Middle Eastern Construction
So now that it is winter break and we have the ability to sleep in, these assholes next door take that ability and smash it to pieces with their makeshift sledgehammers. Every morning around 6:30 AM Josh and I are rudely awaken with the blaring sound of sledgehammers smashing concrete. They are building a new apartment building directly behind our building, and it just so happens to be on the other side of our bedroom walls. The buildings are attached, so every swing of that sledge is heard loud and clear in our rooms. Talk about fucking annoying. Well, the other day Josh and I decided that since we can't sleep because of them working we might as well go WATCH them work. So we climbed up to the roof of our building and had a look-see. Josh, as you can tell in the picture, got adventurous and climbed over to the new build next door. The second picture is of one of the workers here. 99.9% of all construction workers here are either Indian, Pakistani, or Bangladeshi, although the vast majority are Indian, like this guy. They work for under 100 dinars a month (yep--that's less than $265 dollars), so these construction companies fly them over here and essentially make them their slaves. The company will hold their passports and force them to live in deplorable labor camps that are usually nothing more than sheet metal walls and roofs held together with some rope. Sooner or later I'll get some pictures of a labor camp here so you can see what I mean. If the worker wants to quit before the contract is fulfilled, they generally have to buy back their passport AND purchase a ticket home, which can reach in the hundreds of dinars. So these guys are in a no-win situation. If they quit, they are basically fugitives working odd jobs with no papers (like Shamsu) until the Bahraini government finds out and deports them. Why then would these guys EVER want to come here? To send money back home. To them, 90 dinars a month is WAY more then they would make in India, and so they end up sending back half of their paycheck to their families. I saw a writeup in the Gulf Daily News about one Indian camp where they live off of 35 dinars (92.75 dollars) a month. Their salary is 90 dinars but they send all but 35 back home. Truly amazing, really.

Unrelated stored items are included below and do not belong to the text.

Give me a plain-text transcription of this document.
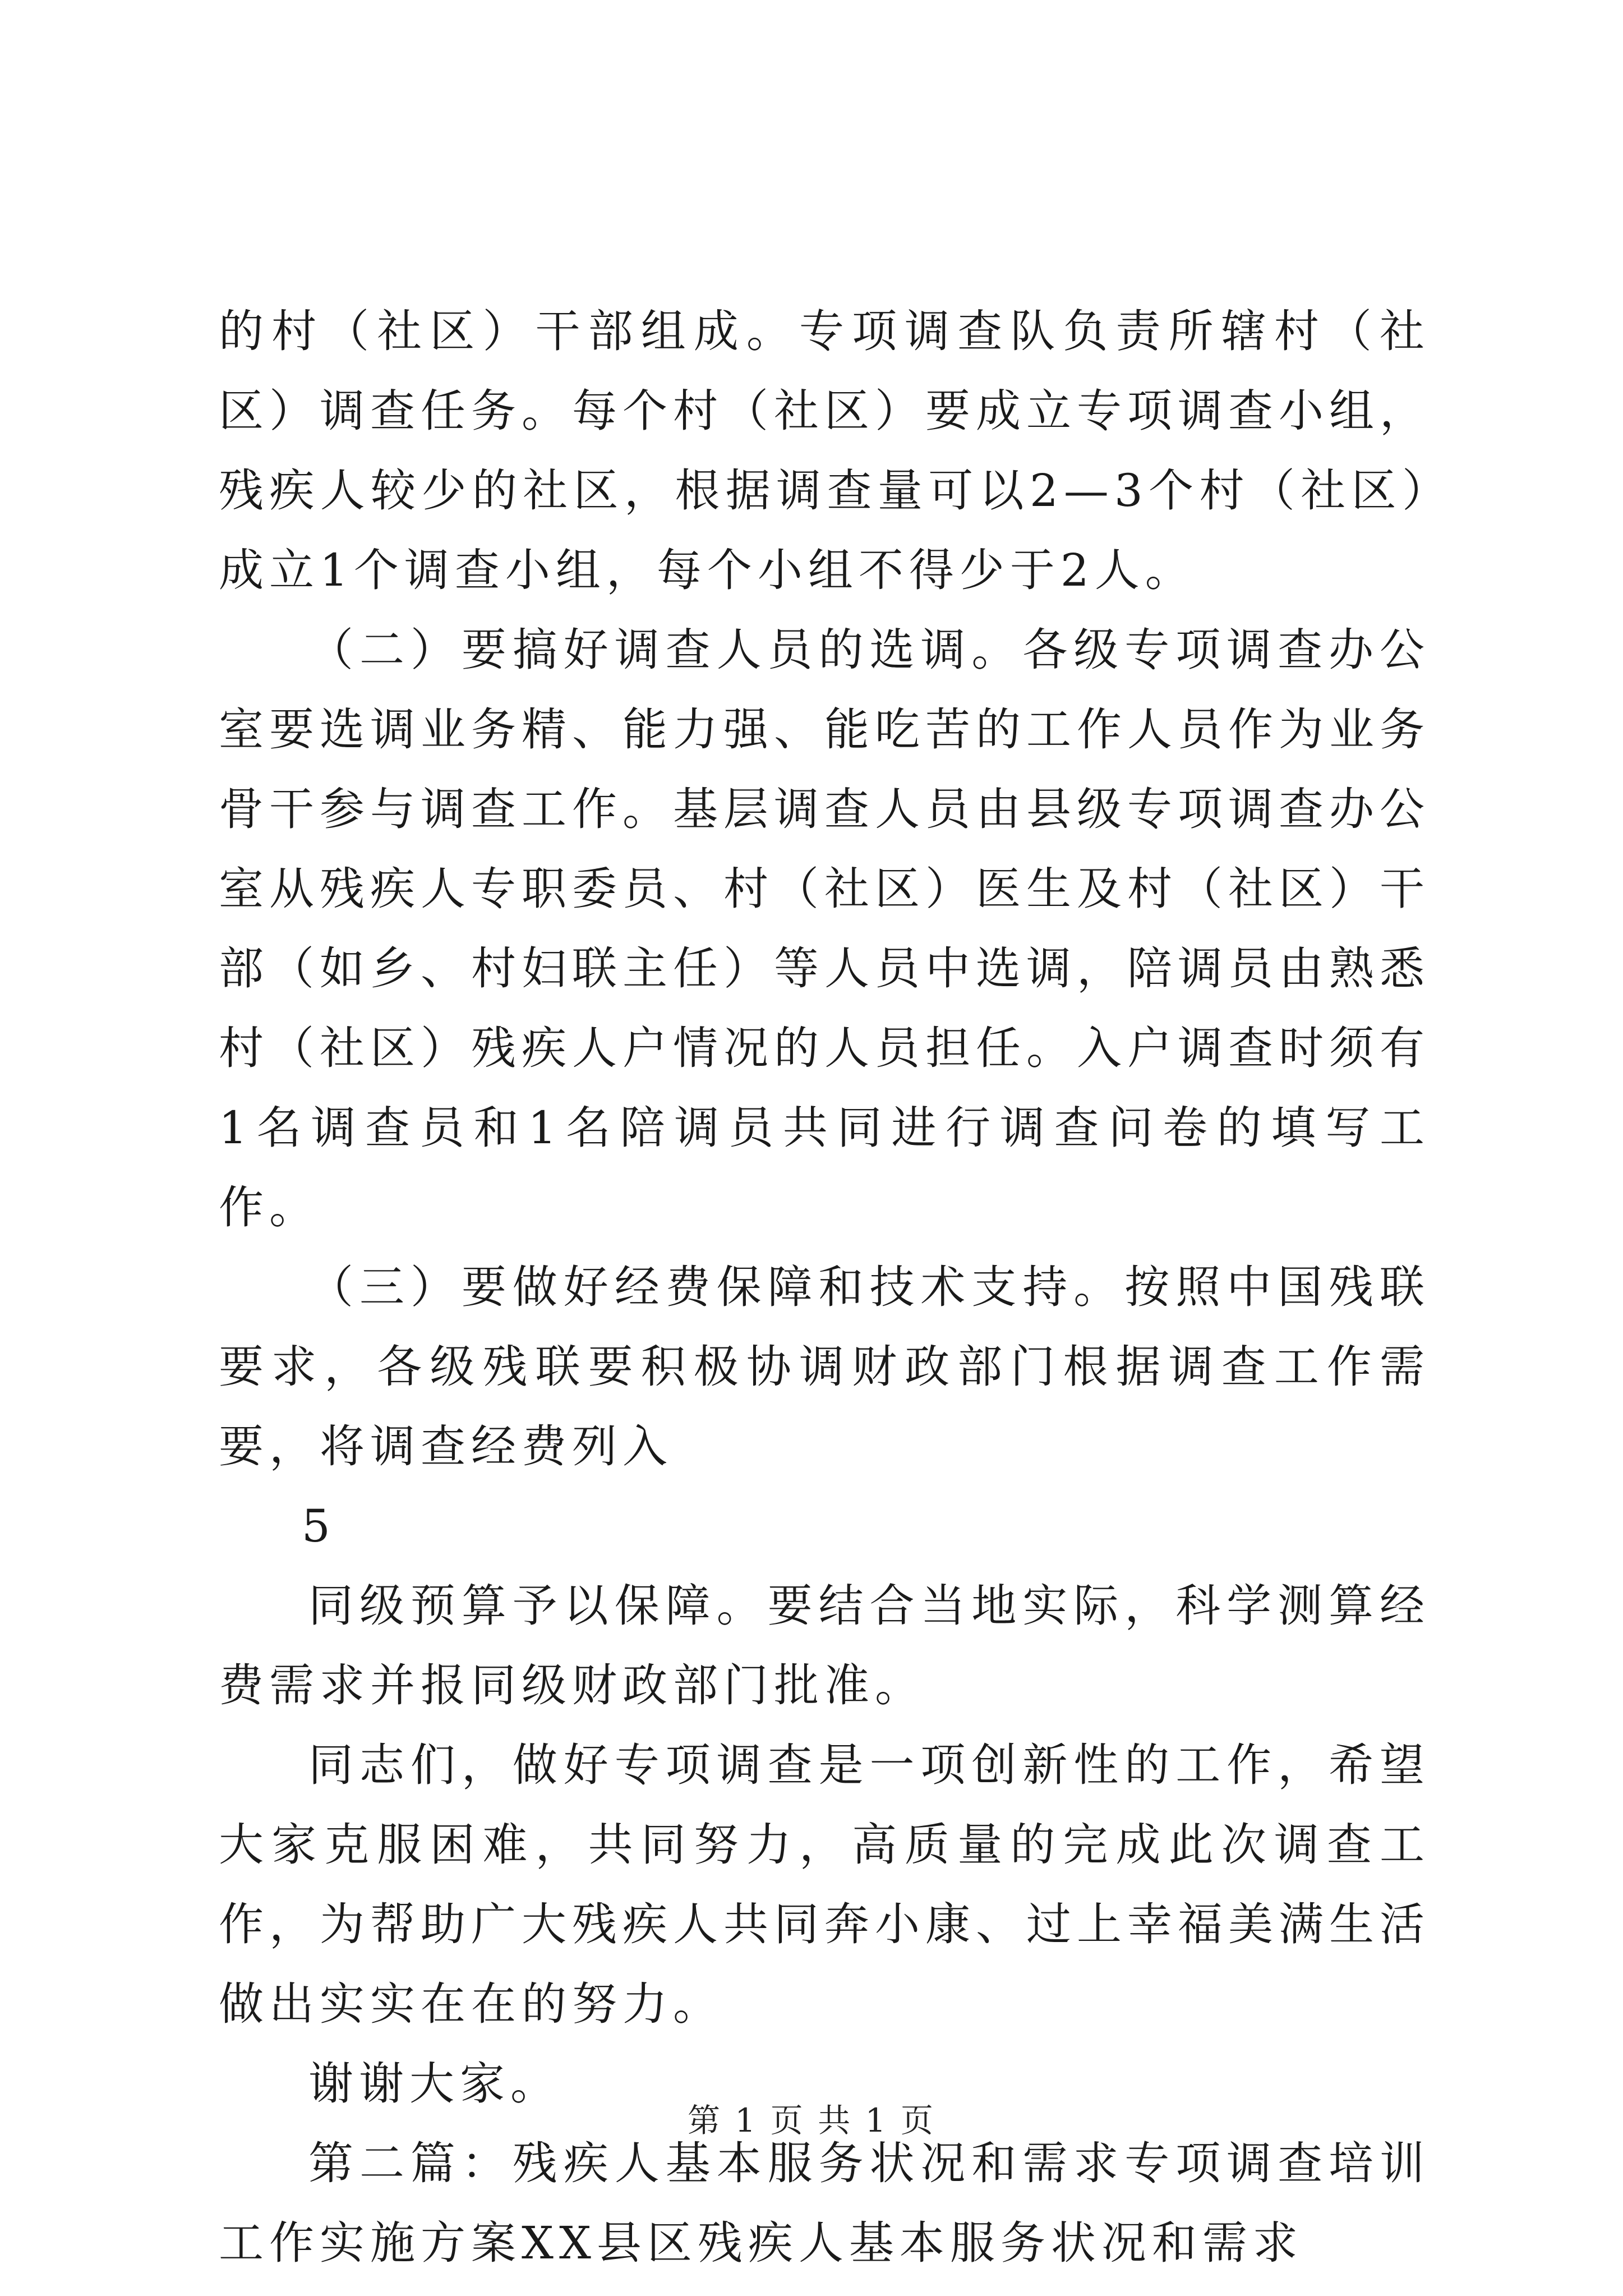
的村（社区）干部组成。专项调查队负责所辖村（社区）调查任务。每个村（社区）要成立专项调查小组，残疾人较少的社区，根据调查量可以2—3个村（社区）成立1个调查小组，每个小组不得少于2人。

（二）要搞好调查人员的选调。各级专项调查办公室要选调业务精、能力强、能吃苦的工作人员作为业务骨干参与调查工作。基层调查人员由县级专项调查办公室从残疾人专职委员、村（社区）医生及村（社区）干部（如乡、村妇联主任）等人员中选调，陪调员由熟悉村（社区）残疾人户情况的人员担任。入户调查时须有1名调查员和1名陪调员共同进行调查问卷的填写工作。

（三）要做好经费保障和技术支持。按照中国残联要求，各级残联要积极协调财政部门根据调查工作需要，将调查经费列入

5

同级预算予以保障。要结合当地实际，科学测算经费需求并报同级财政部门批准。

同志们，做好专项调查是一项创新性的工作，希望大家克服困难，共同努力，高质量的完成此次调查工作，为帮助广大残疾人共同奔小康、过上幸福美满生活做出实实在在的努力。

谢谢大家。

第二篇：残疾人基本服务状况和需求专项调查培训工作实施方案XX县区残疾人基本服务状况和需求

第 1 页 共 1 页
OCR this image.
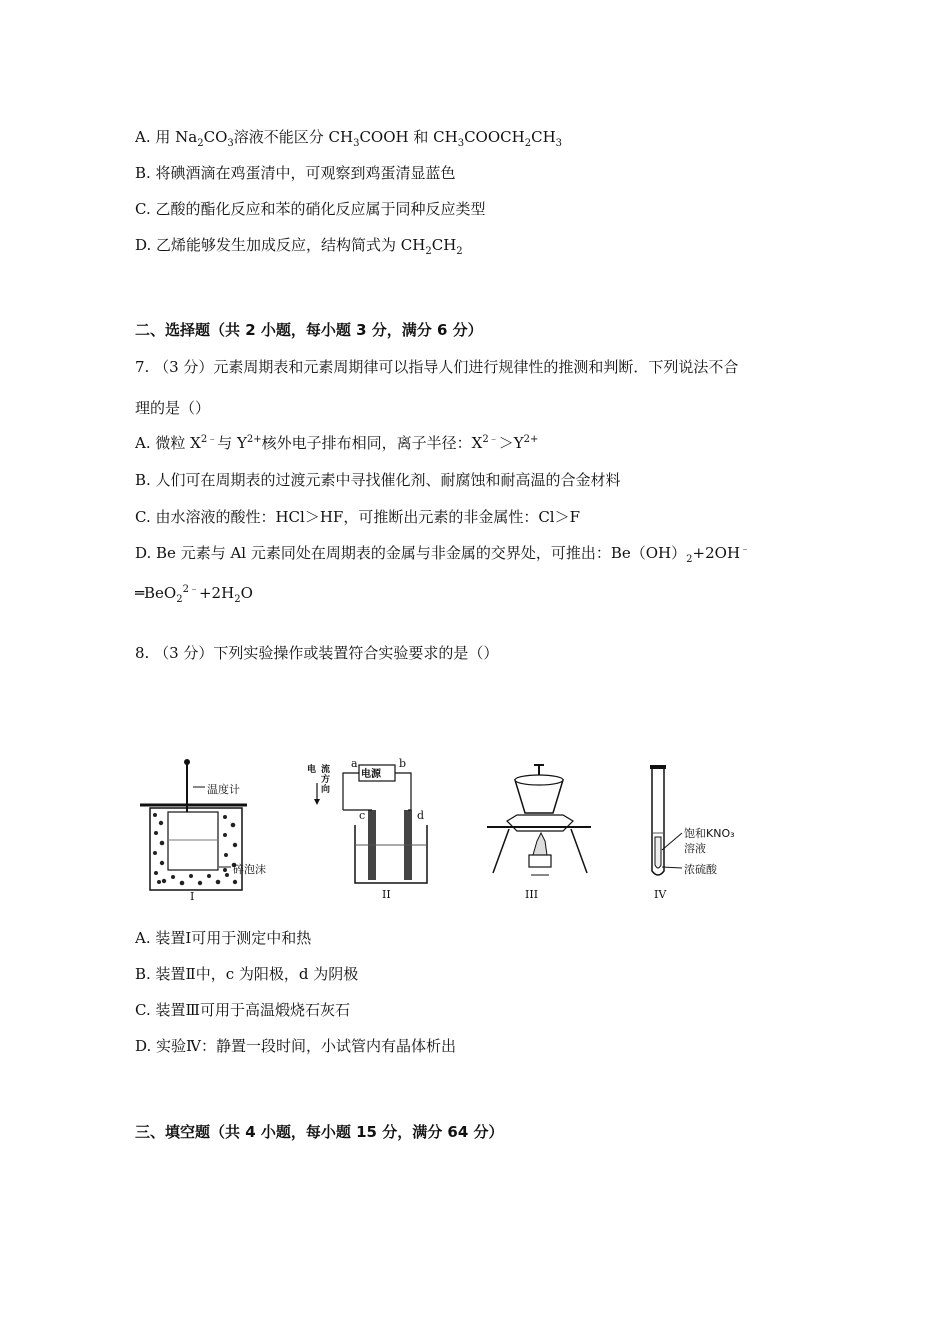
A. 用 $Na_2CO_3$溶液不能区分 $CH_3COOH$ 和 $CH_3COOCH_2CH_3$
B. 将碘酒滴在鸡蛋清中，可观察到鸡蛋清显蓝色
C. 乙酸的酯化反应和苯的硝化反应属于同种反应类型
D. 乙烯能够发生加成反应，结构简式为 $CH_2CH_2$
二、选择题（共 2 小题，每小题 3 分，满分 6 分）
7. （3 分）元素周期表和元素周期律可以指导人们进行规律性的推测和判断．下列说法不合
理的是（）
A. 微粒 $X^{2﹣}$与 $Y^{2+}$核外电子排布相同，离子半径：$X^{2﹣}>Y^{2+}$
B. 人们可在周期表的过渡元素中寻找催化剂、耐腐蚀和耐高温的合金材料
C. 由水溶液的酸性：HCl＞HF，可推断出元素的非金属性：Cl＞F
D. Be 元素与 Al 元素同处在周期表的金属与非金属的交界处，可推出：$Be(OH)_2+2OH^﹣$
$═BeO_2^{2﹣}+2H_2O$
8. （3 分）下列实验操作或装置符合实验要求的是（）
温度计
碎泡沫
I
电源
a	b
c	d
电 流
方
向
II	III
饱和KNO₃
溶液
浓硫酸
IV
A. 装置Ⅰ可用于测定中和热
B. 装置Ⅱ中，c 为阳极，d 为阴极
C. 装置Ⅲ可用于高温煅烧石灰石
D. 实验Ⅳ：静置一段时间，小试管内有晶体析出
三、填空题（共 4 小题，每小题 15 分，满分 64 分）
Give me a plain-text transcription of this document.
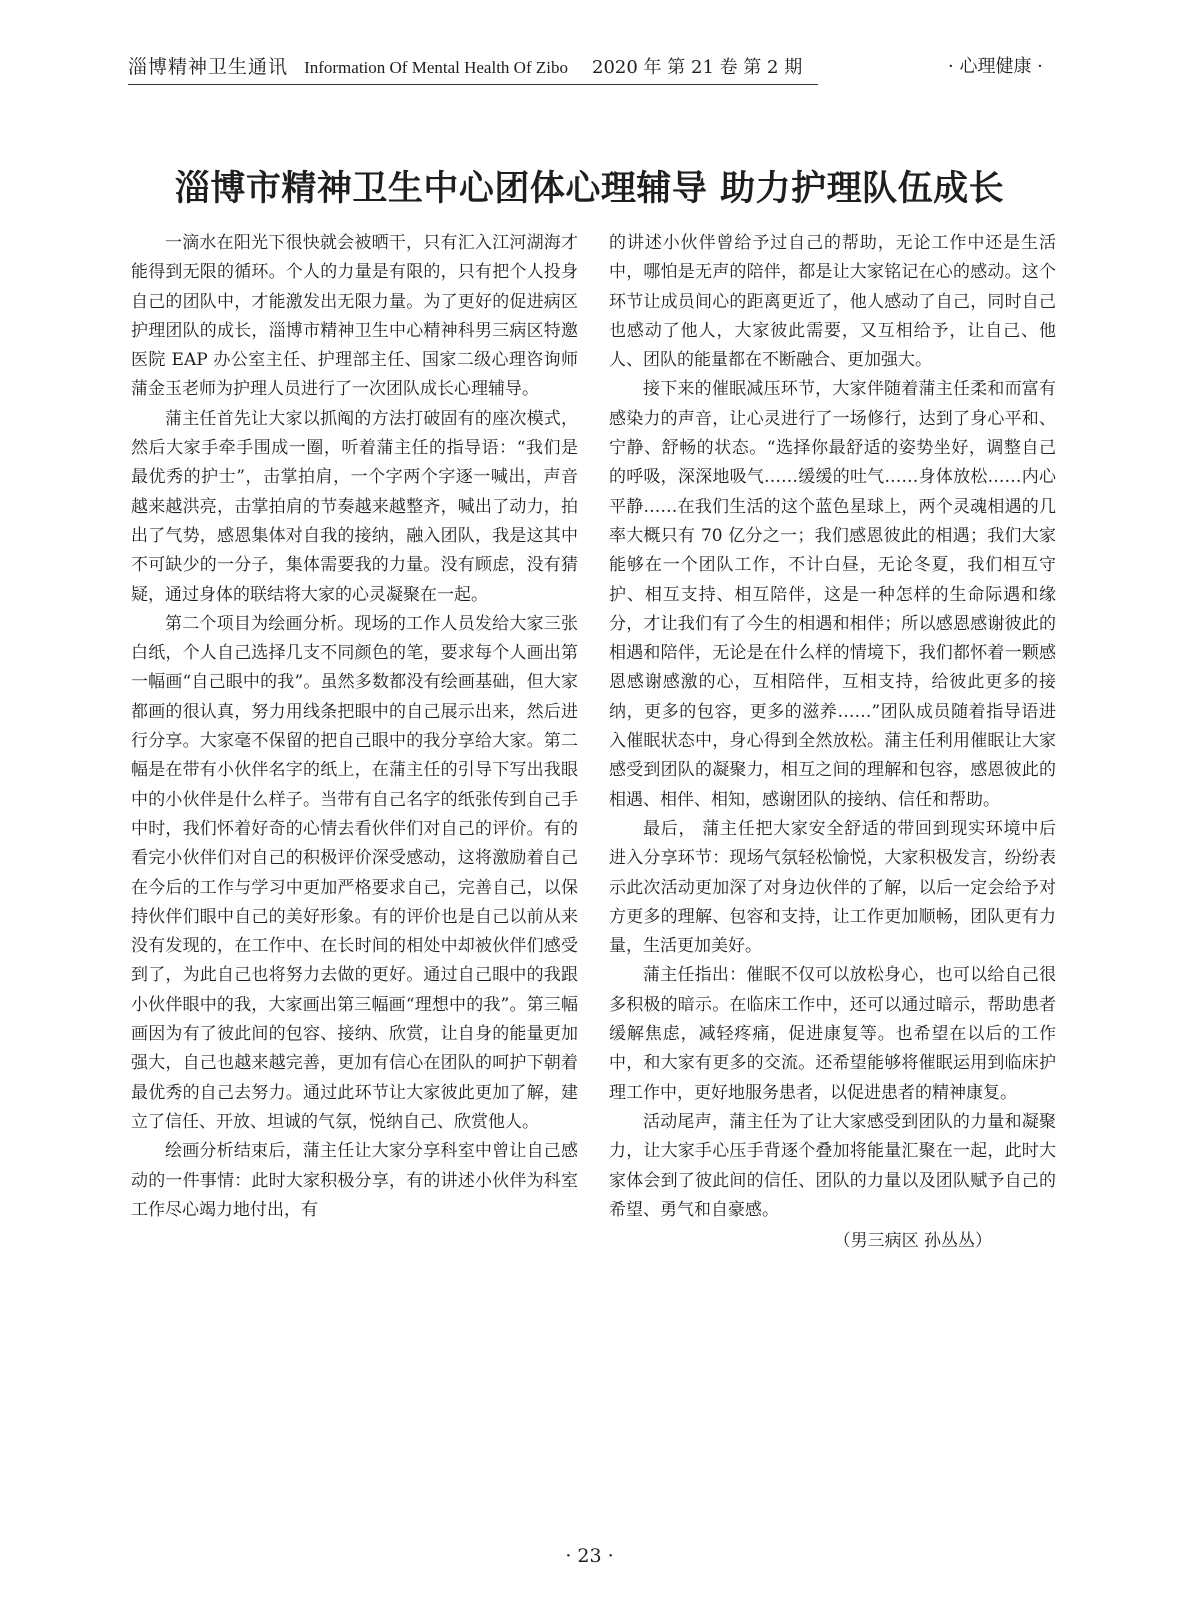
淄博精神卫生通讯 Information Of Mental Health Of Zibo 2020 年 第 21 卷 第 2 期	· 心理健康 ·
淄博市精神卫生中心团体心理辅导 助力护理队伍成长

一滴水在阳光下很快就会被晒干，只有汇入江河湖海才能得到无限的循环。个人的力量是有限的，只有把个人投身自己的团队中，才能激发出无限力量。为了更好的促进病区护理团队的成长，淄博市精神卫生中心精神科男三病区特邀医院 EAP 办公室主任、护理部主任、国家二级心理咨询师蒲金玉老师为护理人员进行了一次团队成长心理辅导。

蒲主任首先让大家以抓阄的方法打破固有的座次模式，然后大家手牵手围成一圈，听着蒲主任的指导语：“我们是最优秀的护士”，击掌拍肩，一个字两个字逐一喊出，声音越来越洪亮，击掌拍肩的节奏越来越整齐，喊出了动力，拍出了气势，感恩集体对自我的接纳，融入团队，我是这其中不可缺少的一分子，集体需要我的力量。没有顾虑，没有猜疑，通过身体的联结将大家的心灵凝聚在一起。

第二个项目为绘画分析。现场的工作人员发给大家三张白纸，个人自己选择几支不同颜色的笔，要求每个人画出第一幅画“自己眼中的我”。虽然多数都没有绘画基础，但大家都画的很认真，努力用线条把眼中的自己展示出来，然后进行分享。大家毫不保留的把自己眼中的我分享给大家。第二幅是在带有小伙伴名字的纸上，在蒲主任的引导下写出我眼中的小伙伴是什么样子。当带有自己名字的纸张传到自己手中时，我们怀着好奇的心情去看伙伴们对自己的评价。有的看完小伙伴们对自己的积极评价深受感动，这将激励着自己在今后的工作与学习中更加严格要求自己，完善自己，以保持伙伴们眼中自己的美好形象。有的评价也是自己以前从来没有发现的，在工作中、在长时间的相处中却被伙伴们感受到了，为此自己也将努力去做的更好。通过自己眼中的我跟小伙伴眼中的我，大家画出第三幅画“理想中的我”。第三幅画因为有了彼此间的包容、接纳、欣赏，让自身的能量更加强大，自己也越来越完善，更加有信心在团队的呵护下朝着最优秀的自己去努力。通过此环节让大家彼此更加了解，建立了信任、开放、坦诚的气氛，悦纳自己、欣赏他人。

绘画分析结束后，蒲主任让大家分享科室中曾让自己感动的一件事情：此时大家积极分享，有的讲述小伙伴为科室工作尽心竭力地付出，有

的讲述小伙伴曾给予过自己的帮助，无论工作中还是生活中，哪怕是无声的陪伴，都是让大家铭记在心的感动。这个环节让成员间心的距离更近了，他人感动了自己，同时自己也感动了他人，大家彼此需要，又互相给予，让自己、他人、团队的能量都在不断融合、更加强大。

接下来的催眠减压环节，大家伴随着蒲主任柔和而富有感染力的声音，让心灵进行了一场修行，达到了身心平和、宁静、舒畅的状态。“选择你最舒适的姿势坐好，调整自己的呼吸，深深地吸气……缓缓的吐气……身体放松……内心平静……在我们生活的这个蓝色星球上，两个灵魂相遇的几率大概只有 70 亿分之一；我们感恩彼此的相遇；我们大家能够在一个团队工作，不计白昼，无论冬夏，我们相互守护、相互支持、相互陪伴，这是一种怎样的生命际遇和缘分，才让我们有了今生的相遇和相伴；所以感恩感谢彼此的相遇和陪伴，无论是在什么样的情境下，我们都怀着一颗感恩感谢感激的心，互相陪伴，互相支持，给彼此更多的接纳，更多的包容，更多的滋养……”团队成员随着指导语进入催眠状态中，身心得到全然放松。蒲主任利用催眠让大家感受到团队的凝聚力，相互之间的理解和包容，感恩彼此的相遇、相伴、相知，感谢团队的接纳、信任和帮助。

最后， 蒲主任把大家安全舒适的带回到现实环境中后进入分享环节：现场气氛轻松愉悦，大家积极发言，纷纷表示此次活动更加深了对身边伙伴的了解，以后一定会给予对方更多的理解、包容和支持，让工作更加顺畅，团队更有力量，生活更加美好。

蒲主任指出：催眠不仅可以放松身心，也可以给自己很多积极的暗示。在临床工作中，还可以通过暗示，帮助患者缓解焦虑，减轻疼痛，促进康复等。也希望在以后的工作中，和大家有更多的交流。还希望能够将催眠运用到临床护理工作中，更好地服务患者，以促进患者的精神康复。

活动尾声，蒲主任为了让大家感受到团队的力量和凝聚力，让大家手心压手背逐个叠加将能量汇聚在一起，此时大家体会到了彼此间的信任、团队的力量以及团队赋予自己的希望、勇气和自豪感。

（男三病区 孙丛丛）
· 23 ·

The second picture shows the gap between our building and the new one. When it rained last week that gap filled with water and started seeping through Josh's wall in our flat. Obviously concrete is a porous material, and when you leave it exposed like this water seepage is inevitable. It's also why I've seen reports in the newspapers the last few weeks about houses collapsing. A wood structure is a rarity here, and some of these concrete buildings are in baaaad shape. Add a little water, and what do you get? A collapsed building. AND get this. I read that building companies only are accountable for a span of one year on a new build. Yes, that's right. You too can build your very own apartment building in this country and give it a warranty for a whopping ONE year!
Accountability is something this country has never heard of. I'm convinced of it.